The recording conditions of the printer were set as follows: recording head voltage 26 V, recording head temperature 32° C., resolution 600 dpi, number of pre-ejection flushings 200, and negative pressure −4.0 kPa. The printed matter was then left to stand at 25° C. for 24 hours to obtain a final printed matter.

(Measurement of gloss of matte paper)
The 60° gloss of the final print was measured five times using a gloss meter (manufactured by Nippon Denshoku Industries Co., Ltd., trade name: HANDY GLOSSMETER PG-1), and the average value was recorded as the gloss.
[Evaluation Criteria]
5: 60° glossiness is 30 or more.
4: The 60° gloss level is 27 or more and less than 30.
3: The 60° gloss level is 24 or more and less than 27.
2: The 60° gloss level is 21 or more and less than 24.
1: 60° gloss level is less than 21.
A gloss evaluation result of 3 or more is satisfactory for practical use.

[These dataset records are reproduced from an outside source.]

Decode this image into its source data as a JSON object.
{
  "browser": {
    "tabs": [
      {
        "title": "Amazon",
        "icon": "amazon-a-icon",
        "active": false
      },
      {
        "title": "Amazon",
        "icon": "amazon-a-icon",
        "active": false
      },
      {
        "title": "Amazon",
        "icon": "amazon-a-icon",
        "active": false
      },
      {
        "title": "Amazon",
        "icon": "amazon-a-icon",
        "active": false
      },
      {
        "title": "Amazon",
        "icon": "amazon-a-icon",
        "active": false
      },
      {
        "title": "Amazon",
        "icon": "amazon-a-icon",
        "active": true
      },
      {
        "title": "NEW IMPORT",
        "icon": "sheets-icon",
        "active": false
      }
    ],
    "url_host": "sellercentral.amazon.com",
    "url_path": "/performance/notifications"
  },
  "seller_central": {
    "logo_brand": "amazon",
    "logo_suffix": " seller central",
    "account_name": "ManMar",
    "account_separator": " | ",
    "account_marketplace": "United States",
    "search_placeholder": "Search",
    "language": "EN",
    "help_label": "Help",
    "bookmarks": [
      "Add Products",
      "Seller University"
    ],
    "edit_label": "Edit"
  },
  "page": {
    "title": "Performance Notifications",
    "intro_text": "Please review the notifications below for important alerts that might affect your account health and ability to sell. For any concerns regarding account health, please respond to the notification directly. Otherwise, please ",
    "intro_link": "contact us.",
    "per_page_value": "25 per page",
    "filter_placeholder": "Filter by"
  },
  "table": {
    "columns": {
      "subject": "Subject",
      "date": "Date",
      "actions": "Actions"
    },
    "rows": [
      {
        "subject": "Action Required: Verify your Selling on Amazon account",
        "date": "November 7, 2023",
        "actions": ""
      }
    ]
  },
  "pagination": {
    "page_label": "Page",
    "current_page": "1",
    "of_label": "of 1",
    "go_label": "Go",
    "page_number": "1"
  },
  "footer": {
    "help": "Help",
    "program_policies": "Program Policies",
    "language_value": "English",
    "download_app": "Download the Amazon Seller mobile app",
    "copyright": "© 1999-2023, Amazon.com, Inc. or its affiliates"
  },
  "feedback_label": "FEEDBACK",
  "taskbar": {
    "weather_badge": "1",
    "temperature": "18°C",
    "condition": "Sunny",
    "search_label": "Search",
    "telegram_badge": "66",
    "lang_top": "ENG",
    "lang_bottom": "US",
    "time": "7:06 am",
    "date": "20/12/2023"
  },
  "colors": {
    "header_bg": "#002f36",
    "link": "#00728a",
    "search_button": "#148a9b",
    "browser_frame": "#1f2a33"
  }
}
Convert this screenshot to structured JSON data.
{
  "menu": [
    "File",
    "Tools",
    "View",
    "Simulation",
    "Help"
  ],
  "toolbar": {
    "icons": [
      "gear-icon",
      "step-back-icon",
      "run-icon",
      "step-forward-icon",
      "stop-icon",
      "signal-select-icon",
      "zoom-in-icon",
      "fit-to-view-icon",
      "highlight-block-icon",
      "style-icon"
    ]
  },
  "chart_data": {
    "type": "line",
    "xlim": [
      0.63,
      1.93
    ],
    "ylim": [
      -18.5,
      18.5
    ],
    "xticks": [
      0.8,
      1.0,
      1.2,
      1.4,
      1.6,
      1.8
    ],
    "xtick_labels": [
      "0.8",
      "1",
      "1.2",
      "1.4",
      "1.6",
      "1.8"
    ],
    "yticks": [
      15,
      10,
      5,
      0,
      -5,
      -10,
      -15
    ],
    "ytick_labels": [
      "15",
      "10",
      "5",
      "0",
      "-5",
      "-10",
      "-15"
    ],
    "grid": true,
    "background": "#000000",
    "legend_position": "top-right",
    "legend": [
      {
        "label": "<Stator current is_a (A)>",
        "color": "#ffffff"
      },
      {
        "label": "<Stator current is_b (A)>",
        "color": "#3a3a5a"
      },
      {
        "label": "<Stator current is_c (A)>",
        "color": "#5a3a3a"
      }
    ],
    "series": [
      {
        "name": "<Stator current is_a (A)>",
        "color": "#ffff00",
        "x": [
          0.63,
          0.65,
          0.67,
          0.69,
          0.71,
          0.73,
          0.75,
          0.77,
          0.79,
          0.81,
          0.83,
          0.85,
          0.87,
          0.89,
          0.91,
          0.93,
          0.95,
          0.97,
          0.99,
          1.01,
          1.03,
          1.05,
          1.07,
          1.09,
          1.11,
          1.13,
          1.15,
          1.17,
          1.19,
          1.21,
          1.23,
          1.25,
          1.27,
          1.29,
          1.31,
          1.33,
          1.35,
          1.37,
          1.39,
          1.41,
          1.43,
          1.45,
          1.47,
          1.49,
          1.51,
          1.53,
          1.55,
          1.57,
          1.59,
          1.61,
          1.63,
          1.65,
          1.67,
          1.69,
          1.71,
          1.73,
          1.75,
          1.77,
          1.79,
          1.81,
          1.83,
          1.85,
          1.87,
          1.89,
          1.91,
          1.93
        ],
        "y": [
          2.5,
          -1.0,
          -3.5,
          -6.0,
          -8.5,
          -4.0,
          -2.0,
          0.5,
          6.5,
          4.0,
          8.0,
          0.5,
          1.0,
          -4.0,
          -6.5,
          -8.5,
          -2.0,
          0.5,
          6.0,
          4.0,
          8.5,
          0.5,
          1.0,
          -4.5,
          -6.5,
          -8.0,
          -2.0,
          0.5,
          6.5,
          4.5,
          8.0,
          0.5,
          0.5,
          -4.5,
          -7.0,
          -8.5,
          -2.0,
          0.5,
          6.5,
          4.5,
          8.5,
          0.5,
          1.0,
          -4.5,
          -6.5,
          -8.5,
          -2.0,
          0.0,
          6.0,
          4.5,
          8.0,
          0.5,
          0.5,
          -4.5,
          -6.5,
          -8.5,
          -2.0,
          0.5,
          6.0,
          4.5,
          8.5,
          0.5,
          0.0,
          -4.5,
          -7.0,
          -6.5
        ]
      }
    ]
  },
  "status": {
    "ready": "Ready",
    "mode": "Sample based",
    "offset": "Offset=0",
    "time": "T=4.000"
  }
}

From Table 3, it can be seen that the water-based inks of Examples 1 to 11 have superior matte paper gloss compared to the water-based ink of Comparative Example 1.

Claims (9)

The water-based ink for ink-jet printing contains a pigment and a polymer emulsion, the polymer emulsion containing crosslinked polymer particles made of a urethane resin crosslinked with polyalkylene glycol diglycidyl ether. The water-based ink for ink-jet printing according to claim 1, wherein the number of repeating units n of the alkylene oxide group of the polyalkylene glycol diglycidyl ether is 2 or more and 30 or less. The water-based ink for ink-jet printing according to claim 1 or 2, wherein the epoxy equivalent of the polyalkylene glycol diglycidyl ether is 200 g/eq or more and 600 g/eq or less. The water-based ink for ink-jet printing according to any one of claims 1 to 3, wherein the polyalkylene glycol diglycidyl ether is at least one selected from polyethylene glycol diglycidyl ether and polypropylene glycol diglycidyl ether. The water-based ink for ink-jet printing according to any one of claims 1 to 4, wherein the acid value of the crosslinked polymer constituting the polymer emulsion is 4 mgKOH/g or more and 180 mgKOH/g or less. The water-based ink for ink-jet printing according to any one of claims 1 to 5, wherein the pigment is in the form of polymer particles containing the pigment. The water-based ink for ink-jet printing according to claim 6, wherein the pigment-containing polymer particles are crosslinked polymer particles containing a pigment. The water-based ink for ink-jet printing according to claim 7, wherein the acid value of the crosslinked polymer constituting the pigment-containing crosslinked polymer particles is 100 mg KOH/g or more and 140 mg KOH/g or less. An inkjet recording method for recording on matte paper using the water-based ink according to any one of claims 1 to 8.